General Pediatrics: All Areas
General Pediatrics 7
Binoy V. Shah, MBBS, MPH (he/him/his)
Graduate Student
Rollins School Of Public Health
Atlanta, Georgia, United States
Down Syndrome is associated with high mortality in India due to non-diagnosis/late diagnosis caused by a lack of qualified specialists and poor access to expensive medical/ diagnostic facilities.
Objective: To test the Clinical Validity of the Google Cloud AutoML Vision Image Classification Down Syndrome Detection model in real-life situations – i.e., does this model works in the hands of laymen (parents, guardians, end-user) with the same accuracy (98%+ in a controlled experiment).
Design/Methods: Study Design - A non-experimental, cross-sectional study
Participants - 104 children aged five days - 18 years of two categories - those who exhibited facial dysmorphic features indicative of Down Syndrome on visual inspection and those who did not exhibit said features.
Intervention - No intervention was done
Results: Results - The CloudML model trained with 104 images initially achieved: Sensitivity - 100%, Specificity - 80%, Average Precision - 96.6%, Precision - 86.67%, and Recall - 92.86% (Precision and Recall were calculated at a confidence threshold of 0.5)

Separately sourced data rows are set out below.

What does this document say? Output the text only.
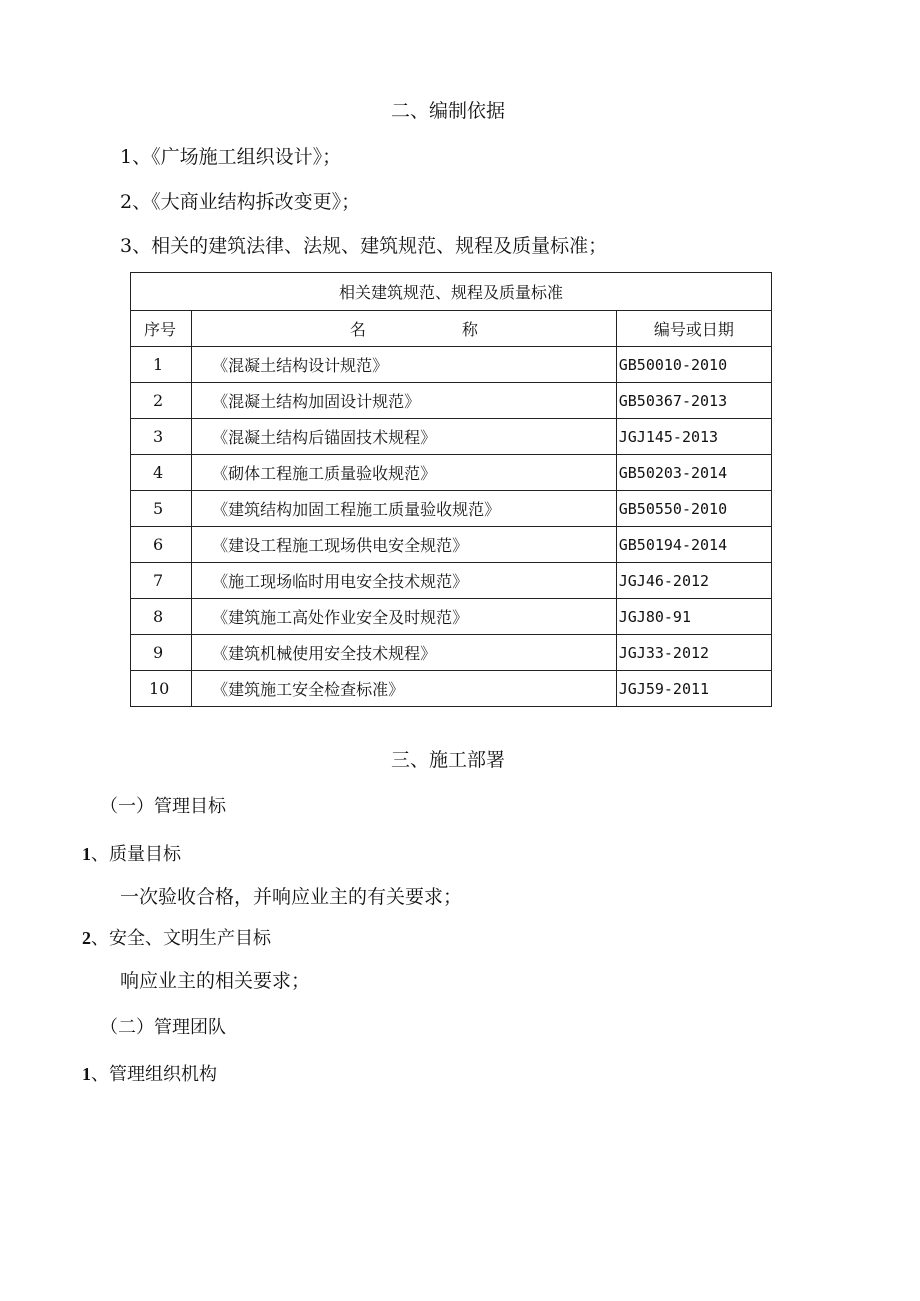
二、编制依据
1、《广场施工组织设计》；
2、《大商业结构拆改变更》；
3、相关的建筑法律、法规、建筑规范、规程及质量标准；
相关建筑规范、规程及质量标准		
序号	名　　　　　　称	编号或日期
1	《混凝土结构设计规范》	GB50010-2010
2	《混凝土结构加固设计规范》	GB50367-2013
3	《混凝土结构后锚固技术规程》	JGJ145-2013
4	《砌体工程施工质量验收规范》	GB50203-2014
5	《建筑结构加固工程施工质量验收规范》	GB50550-2010
6	《建设工程施工现场供电安全规范》	GB50194-2014
7	《施工现场临时用电安全技术规范》	JGJ46-2012
8	《建筑施工高处作业安全及时规范》	JGJ80-91
9	《建筑机械使用安全技术规程》	JGJ33-2012
10	《建筑施工安全检查标准》	JGJ59-2011
三、施工部署
（一）管理目标
1、质量目标
一次验收合格，并响应业主的有关要求；
2、安全、文明生产目标
响应业主的相关要求；
（二）管理团队
1、管理组织机构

This Indo-specific Machine Learning model, specifically trained and tested on Indian children, shows remarkable accuracy in diagnosing Indian Down Syndrome-positive neonates. On adjustment of software parameters (the confidence threshold of prediction), the technique can deliver a highly accurate Down Syndrome diagnosis with a 100% Sensitivity, at the expense of false positives that may be ruled out through further confirmatory testing.
Conclusion(s): This diagnostic algorithm is a reliable preliminary postnatal screening tool and can be deployed in tertiary healthcare centres where genetic testing is neither affordable nor readily accessible. False positives can be ruled out through subsequent testing.